Netflix offered the “doomsday prediction” that a ruling in plaintiffs’ favor would subject “everyone sending a video over the internet to a franchise fee,” said the memorandum. Plaintiffs said PURA “only applies to a certain type of video” that’s “comparable” to programs traditionally viewed on TV in 1984, such as TV shows and movies, as set forth in 47 U.S.C. 522(20), which the FCC interpreted to mean programming comparable to that provided by TV stations in that year, including cable networks and pay cable on a per channel or per program basis. A franchise fee is due on gross revenue earned by providing video programming, the memorandum said: “Very few internet users derive ‘gross revenues’ from transmitting TV shows and movies through the public right-of-way.”

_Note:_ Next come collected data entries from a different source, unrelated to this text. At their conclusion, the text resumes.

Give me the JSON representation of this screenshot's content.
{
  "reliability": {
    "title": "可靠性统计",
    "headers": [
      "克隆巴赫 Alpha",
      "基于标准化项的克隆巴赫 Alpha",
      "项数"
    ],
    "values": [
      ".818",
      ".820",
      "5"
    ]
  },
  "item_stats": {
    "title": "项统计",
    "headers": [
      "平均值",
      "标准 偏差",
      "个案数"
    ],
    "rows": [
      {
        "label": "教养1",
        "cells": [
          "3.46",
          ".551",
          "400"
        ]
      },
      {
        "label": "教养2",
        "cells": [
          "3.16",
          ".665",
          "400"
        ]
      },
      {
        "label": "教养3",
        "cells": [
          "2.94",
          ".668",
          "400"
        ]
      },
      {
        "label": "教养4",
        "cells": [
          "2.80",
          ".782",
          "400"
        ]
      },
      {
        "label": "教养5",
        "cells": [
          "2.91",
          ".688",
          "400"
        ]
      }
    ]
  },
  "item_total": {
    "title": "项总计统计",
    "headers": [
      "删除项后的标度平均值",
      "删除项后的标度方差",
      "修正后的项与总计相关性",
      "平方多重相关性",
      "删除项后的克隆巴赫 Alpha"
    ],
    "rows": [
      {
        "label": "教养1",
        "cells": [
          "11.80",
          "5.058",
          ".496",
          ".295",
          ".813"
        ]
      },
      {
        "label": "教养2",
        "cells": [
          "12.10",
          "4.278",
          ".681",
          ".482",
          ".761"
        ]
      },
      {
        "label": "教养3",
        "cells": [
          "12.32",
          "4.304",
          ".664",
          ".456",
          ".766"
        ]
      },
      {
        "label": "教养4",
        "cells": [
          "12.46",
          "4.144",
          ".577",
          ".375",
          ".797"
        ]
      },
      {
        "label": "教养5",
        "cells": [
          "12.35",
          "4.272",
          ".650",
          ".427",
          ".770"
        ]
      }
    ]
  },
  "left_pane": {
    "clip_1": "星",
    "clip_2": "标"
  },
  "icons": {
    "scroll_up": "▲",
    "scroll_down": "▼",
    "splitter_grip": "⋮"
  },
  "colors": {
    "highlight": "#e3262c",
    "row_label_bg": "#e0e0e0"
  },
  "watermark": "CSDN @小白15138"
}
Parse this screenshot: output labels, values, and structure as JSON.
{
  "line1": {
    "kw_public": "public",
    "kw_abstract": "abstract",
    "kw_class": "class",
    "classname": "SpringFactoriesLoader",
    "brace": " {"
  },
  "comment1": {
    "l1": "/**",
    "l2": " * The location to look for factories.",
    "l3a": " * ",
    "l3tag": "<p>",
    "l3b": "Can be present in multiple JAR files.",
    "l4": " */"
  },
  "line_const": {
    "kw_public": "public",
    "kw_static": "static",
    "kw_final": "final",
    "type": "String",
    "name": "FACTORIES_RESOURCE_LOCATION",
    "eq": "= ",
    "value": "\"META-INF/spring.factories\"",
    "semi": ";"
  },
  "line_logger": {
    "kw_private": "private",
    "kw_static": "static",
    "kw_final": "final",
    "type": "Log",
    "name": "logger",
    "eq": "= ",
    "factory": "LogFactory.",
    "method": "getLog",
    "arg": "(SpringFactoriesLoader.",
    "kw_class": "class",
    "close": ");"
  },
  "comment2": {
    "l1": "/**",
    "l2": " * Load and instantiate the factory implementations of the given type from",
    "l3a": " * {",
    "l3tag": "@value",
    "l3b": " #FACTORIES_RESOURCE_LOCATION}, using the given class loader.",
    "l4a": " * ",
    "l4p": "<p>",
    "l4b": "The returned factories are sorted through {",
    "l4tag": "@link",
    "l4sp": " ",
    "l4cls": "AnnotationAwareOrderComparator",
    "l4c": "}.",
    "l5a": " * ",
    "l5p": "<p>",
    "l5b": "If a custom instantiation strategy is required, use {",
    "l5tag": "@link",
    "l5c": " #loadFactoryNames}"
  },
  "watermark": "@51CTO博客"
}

The cities compare defendants’ programming to that provided by broadcast TV stations and other video programming providers that pay franchise fees under PURA. They note defendants’ programming is comparable to “and sometimes identical to” that on traditional TV stations. Defendants maintain the Texas Legislature intended PURA to apply to some video service providers who use IP technology but not to them, said the memorandum, but “there is no basis” for such a distinction, plaintiffs said.
Defendants’ argument that ownership or control of a network in the public ROW is necessary under PURA “is incorrect”; instead, “one need only provide video programming ‘through wireless facilities located at least in part in the public rights of way,'” said the memorandum.
The streaming companies argue they're not subject to the franchise fee because they don’t use wireline facilities in the public ROW, but PURA defines “use” as “the provision of video programming ‘through wireline facilities located at least in part in the public right-of-way,’” said the memorandum. Even if use of facilities located in a public ROW were a requirement, “it is absurd to suggest that Defendants are not ‘using’ the public right-of-way,” it said. “Defendants must be ‘using’ something to get their programming from point A to point B.”
Plaintiffs have four causes of action against defendants: express rights of action under PURA; the Uniform Declaratory Judgment Act; implied rights of action under PURA; and common law rights for unjust enrichment and trespass, the memorandum said. Falling within PURA is “simple,” they said: “If you send things comparable to TV shows and movies through wireline facilities in the public right-of-way, you owe a fee.” That’s what plaintiffs allege the streaming defendants do, “which is all that is required at this stage.”